Introduction
DuckLake is revolutionizing the lakehouse architecture by combining the simplicity of DuckDB with the power of modern data lake formats. In this comprehensive guide, I’ll walk you through building a complete DuckLake solution in two parts: first creating a local development environment, then scaling it to a cloud-based production setup using MotherDuck, Cloudflare R2, and Supabase.
This tutorial demonstrates a real-world data pipeline that transforms transactional data through bronze, silver, and gold layers, showcasing the power and flexibility of the DuckLake ecosystem.
Table of Contents
- Introduction
- Architecture Overview
- Part 1: Local DuckLake Implementation
- Part 2: Cloud-Based DuckLake with MotherDuck, R2, and Supabase
- Prerequisites: Setting Up DuckDB Secrets
- Step 1: Creating the Cloud Data Warehouse in MotherDuck
- Step 2: Creating the Transactions Table
- Step 3: Inserting Sample Data
- Step 4: Data Transformation with Ibis Framework
- Step 5: Exporting to Cloudflare R2
- Step 6: Creating the Cloud DuckLake in Supabase
- Step 7: Attaching to the DuckLake
- Step 8: Loading Data into the Cloud DuckLake
- Querying the Cloud DuckLake
- Lessons Learned
- Key Benefits and Learnings
- Conclusion
- References
- Next Steps
Architecture Overview
Our solution implements a modern lakehouse architecture with:
- Bronze Layer: Raw CSV data (local files and Cloudflare R2)

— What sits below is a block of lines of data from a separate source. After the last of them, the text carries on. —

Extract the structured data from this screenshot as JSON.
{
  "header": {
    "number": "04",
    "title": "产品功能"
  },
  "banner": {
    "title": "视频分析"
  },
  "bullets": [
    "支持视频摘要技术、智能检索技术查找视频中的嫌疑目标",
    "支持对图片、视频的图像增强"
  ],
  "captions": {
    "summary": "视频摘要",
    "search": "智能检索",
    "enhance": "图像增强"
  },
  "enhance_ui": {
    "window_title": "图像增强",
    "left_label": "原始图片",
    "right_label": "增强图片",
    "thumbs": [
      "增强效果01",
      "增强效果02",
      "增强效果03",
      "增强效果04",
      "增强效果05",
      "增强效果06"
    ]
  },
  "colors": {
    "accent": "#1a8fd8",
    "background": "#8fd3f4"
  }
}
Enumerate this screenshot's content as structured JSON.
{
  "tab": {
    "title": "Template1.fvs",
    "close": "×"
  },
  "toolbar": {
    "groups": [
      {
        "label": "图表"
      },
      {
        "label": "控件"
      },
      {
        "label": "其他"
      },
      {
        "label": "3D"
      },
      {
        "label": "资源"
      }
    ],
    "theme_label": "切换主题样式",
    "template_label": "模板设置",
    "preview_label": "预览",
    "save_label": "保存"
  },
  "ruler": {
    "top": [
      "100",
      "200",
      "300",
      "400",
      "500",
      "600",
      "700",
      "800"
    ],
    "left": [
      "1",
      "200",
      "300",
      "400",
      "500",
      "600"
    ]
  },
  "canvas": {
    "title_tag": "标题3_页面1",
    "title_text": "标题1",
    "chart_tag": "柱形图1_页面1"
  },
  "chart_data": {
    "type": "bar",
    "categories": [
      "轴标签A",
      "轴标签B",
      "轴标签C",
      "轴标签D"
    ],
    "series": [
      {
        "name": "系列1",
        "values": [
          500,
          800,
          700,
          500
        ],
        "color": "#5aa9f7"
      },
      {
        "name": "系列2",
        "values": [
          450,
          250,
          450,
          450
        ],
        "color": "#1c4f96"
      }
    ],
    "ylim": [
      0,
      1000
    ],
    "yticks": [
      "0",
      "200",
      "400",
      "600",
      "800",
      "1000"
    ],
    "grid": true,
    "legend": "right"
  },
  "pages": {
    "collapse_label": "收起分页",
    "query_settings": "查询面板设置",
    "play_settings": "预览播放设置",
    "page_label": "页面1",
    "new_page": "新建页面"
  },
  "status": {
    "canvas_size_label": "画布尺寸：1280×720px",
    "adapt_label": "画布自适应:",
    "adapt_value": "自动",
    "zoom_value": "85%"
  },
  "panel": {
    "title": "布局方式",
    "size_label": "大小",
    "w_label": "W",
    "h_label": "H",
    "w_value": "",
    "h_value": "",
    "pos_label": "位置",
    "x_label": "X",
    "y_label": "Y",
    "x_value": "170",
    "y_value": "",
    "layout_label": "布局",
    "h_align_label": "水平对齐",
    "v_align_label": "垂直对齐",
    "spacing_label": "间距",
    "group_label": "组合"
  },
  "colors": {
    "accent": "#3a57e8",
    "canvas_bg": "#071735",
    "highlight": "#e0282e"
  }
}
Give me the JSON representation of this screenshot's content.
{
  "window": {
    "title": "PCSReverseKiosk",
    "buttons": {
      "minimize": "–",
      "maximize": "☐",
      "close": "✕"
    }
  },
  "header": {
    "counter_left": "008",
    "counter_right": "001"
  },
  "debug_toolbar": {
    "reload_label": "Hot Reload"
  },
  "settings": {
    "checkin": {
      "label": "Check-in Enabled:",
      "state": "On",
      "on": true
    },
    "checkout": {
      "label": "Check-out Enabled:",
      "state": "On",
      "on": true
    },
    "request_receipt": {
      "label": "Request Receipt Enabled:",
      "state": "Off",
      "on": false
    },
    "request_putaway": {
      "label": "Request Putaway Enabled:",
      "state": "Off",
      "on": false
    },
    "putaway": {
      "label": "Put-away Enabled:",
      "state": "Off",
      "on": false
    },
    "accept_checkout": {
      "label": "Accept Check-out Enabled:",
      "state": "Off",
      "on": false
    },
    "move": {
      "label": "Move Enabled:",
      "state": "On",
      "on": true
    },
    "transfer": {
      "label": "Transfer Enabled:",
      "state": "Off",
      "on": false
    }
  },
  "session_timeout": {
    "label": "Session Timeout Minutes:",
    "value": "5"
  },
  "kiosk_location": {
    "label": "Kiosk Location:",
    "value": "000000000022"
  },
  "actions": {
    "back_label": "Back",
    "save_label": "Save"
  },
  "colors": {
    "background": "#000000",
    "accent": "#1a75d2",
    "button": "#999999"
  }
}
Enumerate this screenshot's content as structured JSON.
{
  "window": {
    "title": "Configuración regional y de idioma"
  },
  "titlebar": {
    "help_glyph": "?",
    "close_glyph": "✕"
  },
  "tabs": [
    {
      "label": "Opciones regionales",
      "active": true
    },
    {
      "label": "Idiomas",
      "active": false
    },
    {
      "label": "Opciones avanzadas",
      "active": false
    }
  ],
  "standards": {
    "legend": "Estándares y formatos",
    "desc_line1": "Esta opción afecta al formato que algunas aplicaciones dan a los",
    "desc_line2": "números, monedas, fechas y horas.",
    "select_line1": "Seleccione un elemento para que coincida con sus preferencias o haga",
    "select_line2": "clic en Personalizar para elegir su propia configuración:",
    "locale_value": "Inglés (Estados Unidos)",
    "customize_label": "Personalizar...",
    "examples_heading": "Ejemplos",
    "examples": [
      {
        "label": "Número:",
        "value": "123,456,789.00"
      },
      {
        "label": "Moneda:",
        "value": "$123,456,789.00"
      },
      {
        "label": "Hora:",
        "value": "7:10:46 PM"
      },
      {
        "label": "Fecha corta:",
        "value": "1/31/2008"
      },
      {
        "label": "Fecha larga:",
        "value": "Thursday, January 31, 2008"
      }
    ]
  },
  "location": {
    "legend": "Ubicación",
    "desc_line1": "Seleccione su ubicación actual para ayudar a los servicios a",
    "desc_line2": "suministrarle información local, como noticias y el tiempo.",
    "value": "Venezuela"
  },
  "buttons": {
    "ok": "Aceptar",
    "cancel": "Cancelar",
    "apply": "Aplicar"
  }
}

- Silver Layer: Transformed Parquet files with business logic
- Gold Layer: DuckLake tables optimized for analytics
- Data Warehouse: SQLite (local) and MotherDuck (cloud)
Technology Stack Comparison
Component | Local Setup | Cloud Setup |
---|---|---|
Data Warehouse | SQLite (dwh.db ) | MotherDuck |
Compute Engine | DuckDB | MotherDuck + DuckDB |
DuckLake Metadata | DuckDB | Supabase PostgreSQL |
Bronze Storage | Local CSV files | Cloudflare R2 |
Silver Storage | Local Parquet files | Cloudflare R2 |
Gold Storage | Local Parquet files | Cloudflare R2 |
Data Transformation | DuckDB SQL | Ibis Framework + DuckDB |
Secrets Management | Not required | DuckDB Persistent Secrets |
Authentication | Local files | MotherDuck token, R2 keys, Supabase credentials |
Part 1: Local DuckLake Implementation
Step 1: Setting Up the Data Warehouse with SQLite
We start by creating a simple transactional database using SQLite to simulate a traditional data warehouse:
-- 1_sqlite_commands.sql sqlite3 dwh.db CREATE TABLE transactions ( id INTEGER PRIMARY KEY AUTOINCREMENT, transaction_date DATE, customer_id INTEGER, product_name TEXT, quantity INTEGER, unit_price DECIMAL(10,2), total_amount DECIMAL(10,2) ); INSERT INTO transactions (transaction_date, customer_id, product_name, quantity, unit_price, total_amount) VALUES ('2024-01-15', 1001, 'Laptop Pro', 1, 1299.99, 1299.99), ('2024-01-15', 1002, 'Wireless Mouse', 2, 29.99, 59.98), ('2024-01-16', 1003, 'USB Cable', 3, 9.99, 29.97), ('2024-01-16', 1004, 'Monitor 24"', 1, 299.99, 299.99), ('2024-01-17', 1005, 'Keyboard Mechanical', 1, 89.99, 89.99), ('2024-01-17', 1006, 'Headphones', 1, 149.99, 149.99), ('2024-01-18', 1007, 'Webcam HD', 1, 79.99, 79.99), ('2024-01-18', 1008, 'Phone Case', 2, 19.99, 39.98), ('2024-01-19', 1009, 'Tablet 10"', 1, 399.99, 399.99), ('2024-01-19', 1010, 'Charger USB-C', 1, 24.99, 24.99), ('2024-01-20', 1011, 'Speaker Bluetooth', 1, 59.99, 59.99), ('2024-01-20', 1012, 'Memory Card 64GB', 1, 39.99, 39.99), ('2024-01-21', 1013, 'Power Bank', 1, 49.99, 49.99), ('2024-01-21', 1014, 'Screen Protector', 3, 12.99, 38.97); SELECT * FROM transactions; .exit
This creates our foundational transactional data that represents typical e-commerce sales data.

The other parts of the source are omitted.